On the left is Royal Dutch, one of the larger integrated oil companies, just like Chevron which we think is a sell because it has so out performed all the others and is totally uncorrelated to the stuff (oil) itself. Both are shown on a relative basis (relative to the chosen starting point!) in the chart on the right. Royal Dutch appears to have completed a triangle but unlike Chevron would still have to make the thrust upwards to complete a 5-wave sequence. So why does one look like it is ready to go down and the other ready to go up? As always the answer is in the details;
Triangles must consist of 3-wave legs (not 5!) All legs could be said to meet this requirement except the first which is better viewed as a 5-wave leg, despite a single tick failure.(Also the c-leg from the beginning of 2012 to June is probable a “diagonal”, so despite the overlap it still should be viewed as 5 waves).
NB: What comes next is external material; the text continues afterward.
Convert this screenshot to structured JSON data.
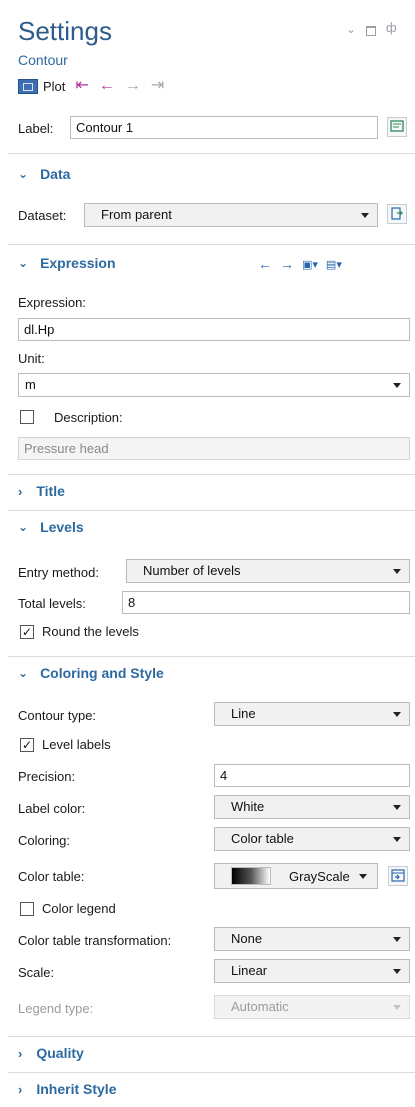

That then becomes wave 1 down followed by a rather clumsy a-b-c correction back up as wave 2. If correct we are presently in wave 3 (at the beginning) and both stocks are aligned. The RSI and MACD seem to be supporting this outlook.
A nice, market-neutral, trade would be to sell Chevron and buy Royal on a 1 for 2 basis, roughly (see spread below). Just don’t use warrants or other option-like instruments as that does not always work out that neutral as the guys at Sprott & Flatiron can attest to.